Wat opvalt in het begeleidende rapport van het RIVM, is de leeftijdsgroep waar het virus het meest rondwaart: jongeren van 15 tot en met 19 jaar. Deze groep is met ruim 4400 besmettingen verantwoordelijk voor 11 procent van het totaal.
Dit wekt de suggestie dat scholen een belangrijke bron van besmettingen zijn. Inderdaad blijkt uit het rapport dat school en kinderopvang goed zijn voor 8,5 procent van alle besmettingen. Dit komt daarmee op de vierde plek van grootste besmettingshaarden, na de thuissituatie (52 procent), bezoek in de thuissituatie (22 procent) en de werksituatie (14 procent). In het verpleeghuis vond 5,5 procent van de besmettingen plaats. Religieuze bijeenkomsten (0,4 procent) en koren (0,1 procent) dragen daarentegen slechts zeer beperkt bij aan de verspreiding van het virus.
Biblebelt
Opvallend is dat meerdere gemeenten in de Biblebelt dieprood kleuren op de coronakaart. De afgelopen twee weken zijn de meeste besmettingen per 100.000 inwoners gemeld op Urk (1698) en in Bunschoten (1486). Ook de gemeenten Scherpenzeel en Woudenberg (beide 951), Altena (897), Veenendaal (896), Rhenen (855) en West Betuwe (816) scoren slecht. Let wel: dit zijn de relatieve, niet de absolute aantallen.
„Mogelijk zijn er gezinnen of andere groepen die elkaar veel zien met besmettingen”, verklaart Nienke Trommelen, woordvoerster namens GGD regio Utrecht. „De meeste besmettingen komen namelijk nog steeds voor binnen gezinnen en families.”
De hoge aantallen per 100.000 inwoners kan volgens Trommelen ook komen doordat in kleine populaties een aantal casussen extra al een sterke stijging in percentages laat zien.

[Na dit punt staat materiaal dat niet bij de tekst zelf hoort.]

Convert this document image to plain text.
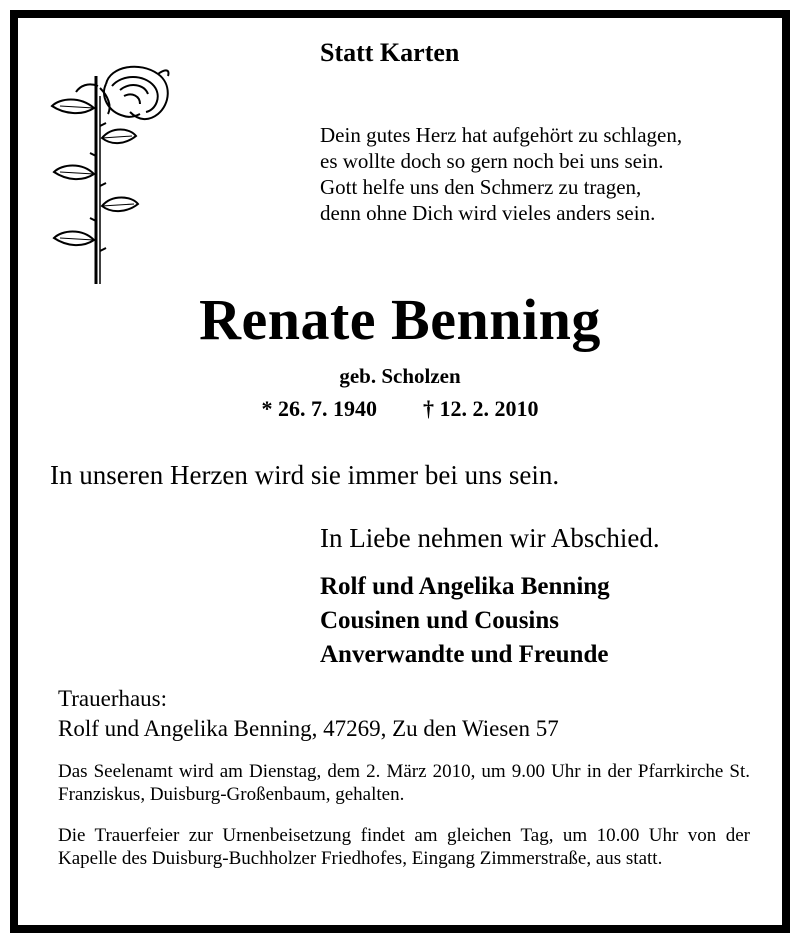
Statt Karten

Dein gutes Herz hat aufgehört zu schlagen,
es wollte doch so gern noch bei uns sein.
Gott helfe uns den Schmerz zu tragen,
denn ohne Dich wird vieles anders sein.

Renate Benning

geb. Scholzen

* 26. 7. 1940 † 12. 2. 2010

In unseren Herzen wird sie immer bei uns sein.

In Liebe nehmen wir Abschied.

Rolf und Angelika Benning
Cousinen und Cousins
Anverwandte und Freunde
Trauerhaus:
Rolf und Angelika Benning, 47269, Zu den Wiesen 57

Das Seelenamt wird am Dienstag, dem 2. März 2010, um 9.00 Uhr in der Pfarrkirche St. Franziskus, Duisburg-Großenbaum, gehalten.

Die Trauerfeier zur Urnenbeisetzung findet am gleichen Tag, um 10.00 Uhr von der Kapelle des Duisburg-Buchholzer Friedhofes, Eingang Zimmerstraße, aus statt.
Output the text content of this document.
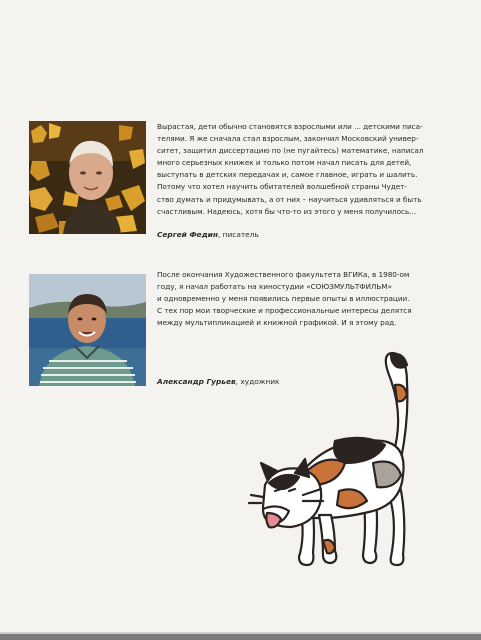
Вырастая, дети обычно становятся взрослыми или ... детскими писа-
телями. Я же сначала стал взрослым, закончил Московский универ-
ситет, защитил диссертацию по (не пугайтесь) математике, написал
много серьезных книжек и только потом начал писать для детей,
выступать в детских передачах и, самое главное, играть и шалить.
Потому что хотел научить обитателей волшебной страны Чудет-
ство думать и придумывать, а от них – научиться удивляться и быть
счастливым. Надеюсь, хотя бы что-то из этого у меня получилось...
Сергей Федин, писатель
После окончания Художественного факультета ВГИКа, в 1980-ом
году, я начал работать на киностудии «СОЮЗМУЛЬТФИЛЬМ»
и одновременно у меня появились первые опыты в иллюстрации.
С тех пор мои творческие и профессиональные интересы делятся
между мультипликацией и книжной графикой. И я этому рад.
Александр Гурьев, художник
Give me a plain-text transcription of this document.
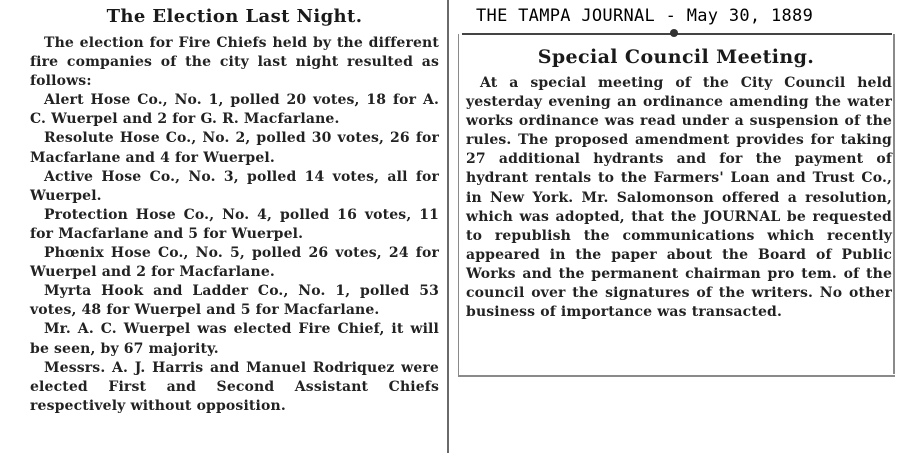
The Election Last Night.

The election for Fire Chiefs held by the different fire companies of the city last night resulted as follows:

Alert Hose Co., No. 1, polled 20 votes, 18 for A. C. Wuerpel and 2 for G. R. Macfarlane.

Resolute Hose Co., No. 2, polled 30 votes, 26 for Macfarlane and 4 for Wuerpel.

Active Hose Co., No. 3, polled 14 votes, all for Wuerpel.

Protection Hose Co., No. 4, polled 16 votes, 11 for Macfarlane and 5 for Wuerpel.

Phœnix Hose Co., No. 5, polled 26 votes, 24 for Wuerpel and 2 for Macfarlane.

Myrta Hook and Ladder Co., No. 1, polled 53 votes, 48 for Wuerpel and 5 for Macfarlane.

Mr. A. C. Wuerpel was elected Fire Chief, it will be seen, by 67 majority.

Messrs. A. J. Harris and Manuel Rodriquez were elected First and Second Assistant Chiefs respectively without opposition.

THE TAMPA JOURNAL - May 30, 1889
Special Council Meeting.

At a special meeting of the City Council held yesterday evening an ordinance amending the water works ordinance was read under a suspension of the rules. The proposed amendment provides for taking 27 additional hydrants and for the payment of hydrant rentals to the Farmers' Loan and Trust Co., in New York. Mr. Salomonson offered a resolution, which was adopted, that the JOURNAL be requested to republish the communications which recently appeared in the paper about the Board of Public Works and the permanent chairman pro tem. of the council over the signatures of the writers. No other business of importance was transacted.
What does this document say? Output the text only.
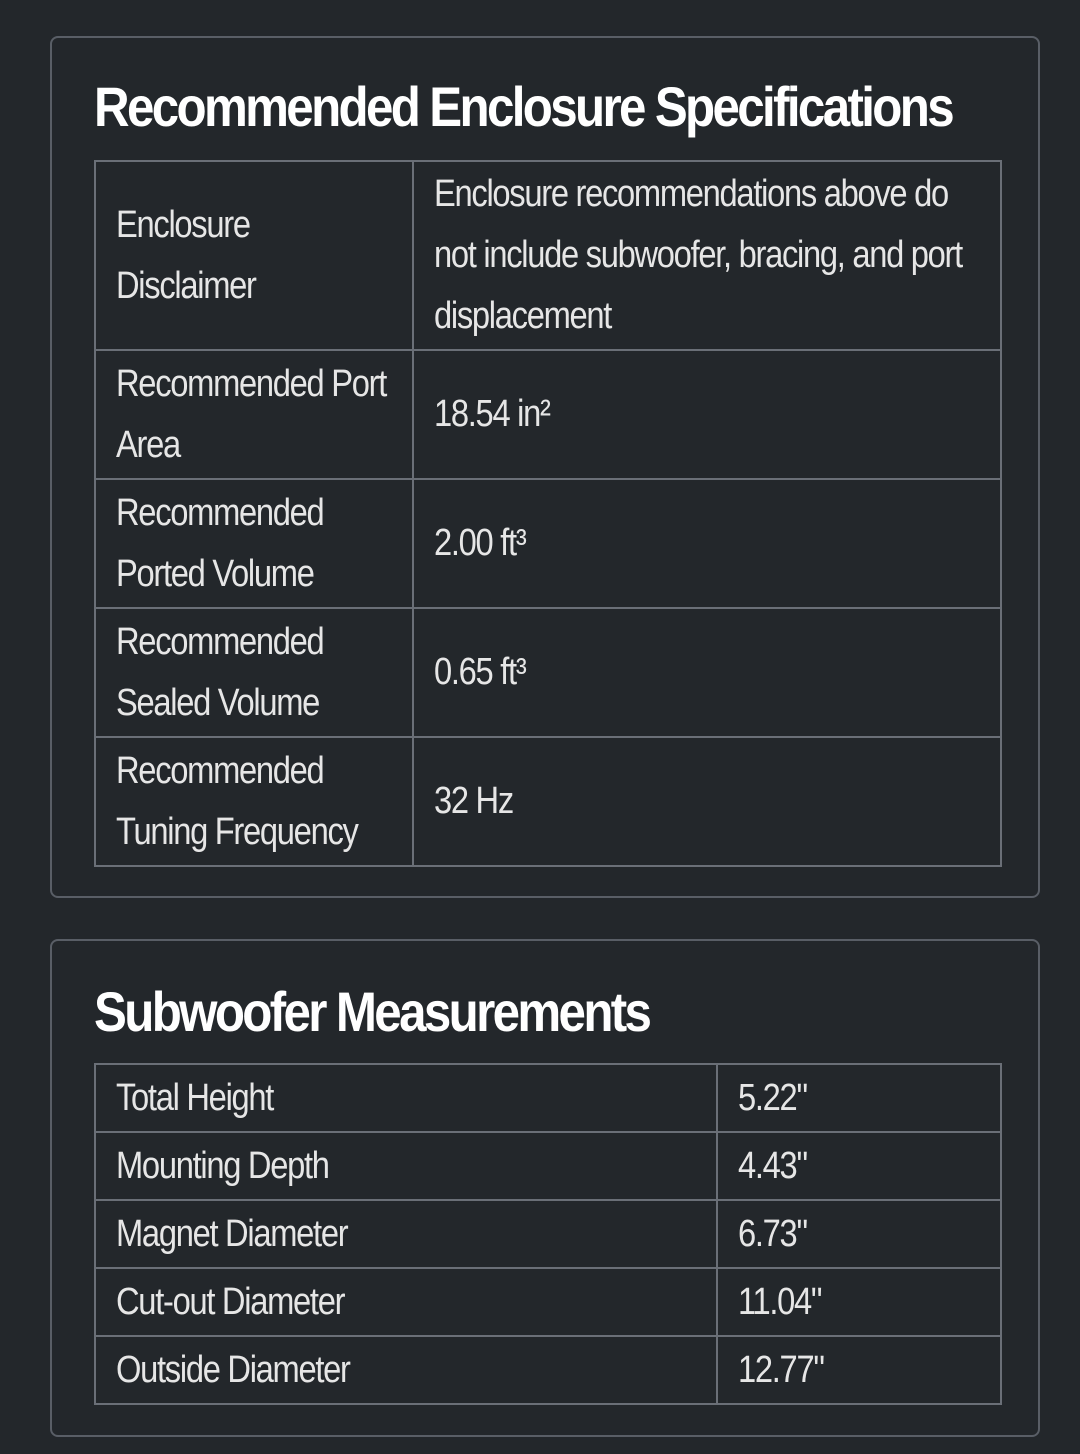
Recommended Enclosure Specifications
Enclosure Disclaimer	Enclosure recommendations above do not include subwoofer, bracing, and port displacement
Recommended Port Area	18.54 in²
Recommended Ported Volume	2.00 ft³
Recommended Sealed Volume	0.65 ft³
Recommended Tuning Frequency	32 Hz
Subwoofer Measurements
Total Height	5.22"
Mounting Depth	4.43"
Magnet Diameter	6.73"
Cut-out Diameter	11.04"
Outside Diameter	12.77"
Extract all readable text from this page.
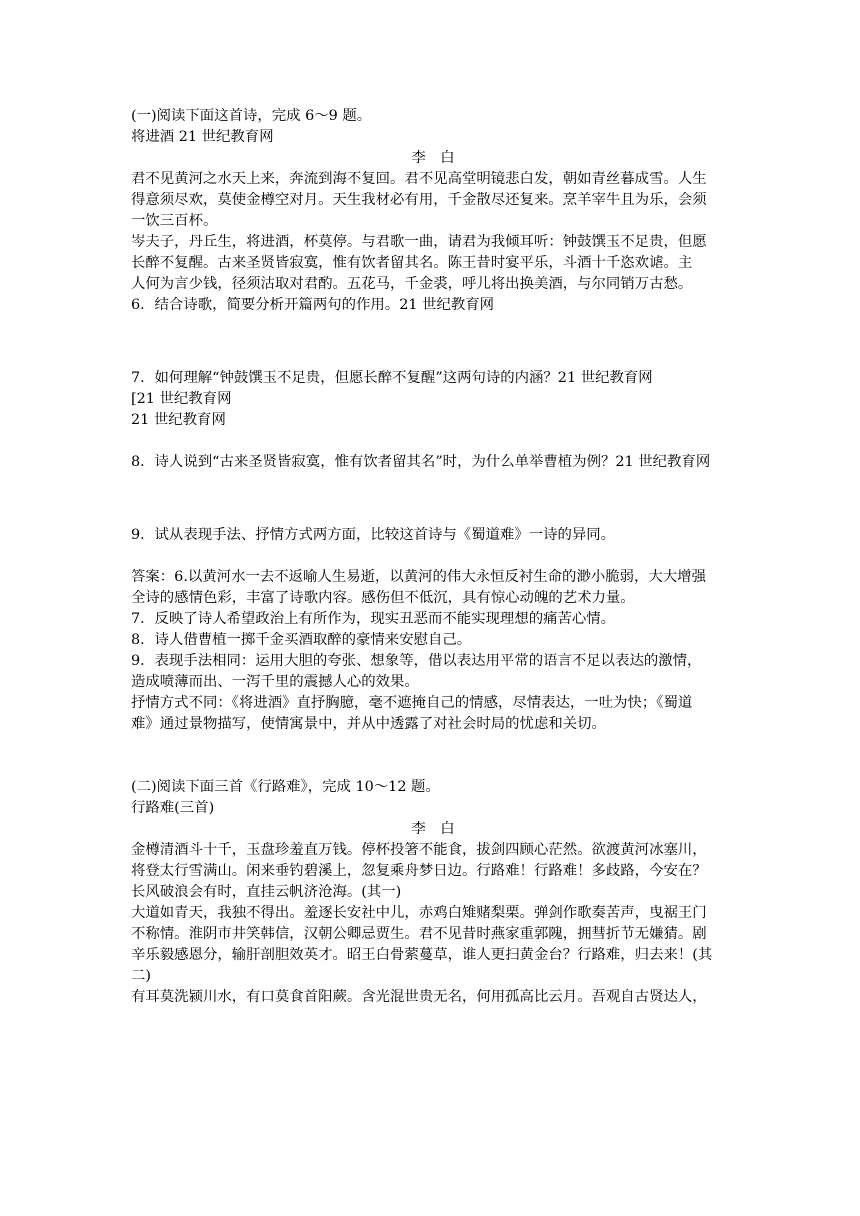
(一)阅读下面这首诗，完成 6～9 题。
将进酒 21 世纪教育网
李　白
君不见黄河之水天上来，奔流到海不复回。君不见高堂明镜悲白发，朝如青丝暮成雪。人生
得意须尽欢，莫使金樽空对月。天生我材必有用，千金散尽还复来。烹羊宰牛且为乐，会须
一饮三百杯。
岑夫子，丹丘生，将进酒，杯莫停。与君歌一曲，请君为我倾耳听：钟鼓馔玉不足贵，但愿
长醉不复醒。古来圣贤皆寂寞，惟有饮者留其名。陈王昔时宴平乐，斗酒十千恣欢谑。主
人何为言少钱，径须沽取对君酌。五花马，千金裘，呼儿将出换美酒，与尔同销万古愁。
6．结合诗歌，简要分析开篇两句的作用。21 世纪教育网
7．如何理解“钟鼓馔玉不足贵，但愿长醉不复醒”这两句诗的内涵？21 世纪教育网
[21 世纪教育网
21 世纪教育网
8．诗人说到“古来圣贤皆寂寞，惟有饮者留其名”时，为什么单举曹植为例？21 世纪教育网
9．试从表现手法、抒情方式两方面，比较这首诗与《蜀道难》一诗的异同。
答案：6.以黄河水一去不返喻人生易逝，以黄河的伟大永恒反衬生命的渺小脆弱，大大增强
全诗的感情色彩，丰富了诗歌内容。感伤但不低沉，具有惊心动魄的艺术力量。
7．反映了诗人希望政治上有所作为，现实丑恶而不能实现理想的痛苦心情。
8．诗人借曹植一掷千金买酒取醉的豪情来安慰自己。
9．表现手法相同：运用大胆的夸张、想象等，借以表达用平常的语言不足以表达的激情，
造成喷薄而出、一泻千里的震撼人心的效果。
抒情方式不同：《将进酒》直抒胸臆，毫不遮掩自己的情感，尽情表达，一吐为快；《蜀道
难》通过景物描写，使情寓景中，并从中透露了对社会时局的忧虑和关切。
(二)阅读下面三首《行路难》，完成 10～12 题。
行路难(三首)
李　白
金樽清酒斗十千，玉盘珍羞直万钱。停杯投箸不能食，拔剑四顾心茫然。欲渡黄河冰塞川，
将登太行雪满山。闲来垂钓碧溪上，忽复乘舟梦日边。行路难！行路难！多歧路，今安在？
长风破浪会有时，直挂云帆济沧海。(其一)
大道如青天，我独不得出。羞逐长安社中儿，赤鸡白雉赌梨栗。弹剑作歌奏苦声，曳裾王门
不称情。淮阴市井笑韩信，汉朝公卿忌贾生。君不见昔时燕家重郭隗，拥彗折节无嫌猜。剧
辛乐毅感恩分，输肝剖胆效英才。昭王白骨萦蔓草，谁人更扫黄金台？行路难，归去来！(其
二)
有耳莫洗颍川水，有口莫食首阳蕨。含光混世贵无名，何用孤高比云月。吾观自古贤达人，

Het valt Trommelen niet zozeer op dat het virus met name in Biblebeltgemeenten woedt. „De infectieziekte drukt overal hoog, niet alleen onder refogemeenten.”
Hoeveel besmettingen in Utrechtse gemeenten zoals Bunschoten en Veenendaal herleidbaar zijn tot een bepaalde school of kerk, wil ze vanwege privacyredenen niet zeggen.
De belangrijkste wijze van overdracht van het virus wijt ze nog steeds aan niezen, hoesten en dicht bij elkaar staan.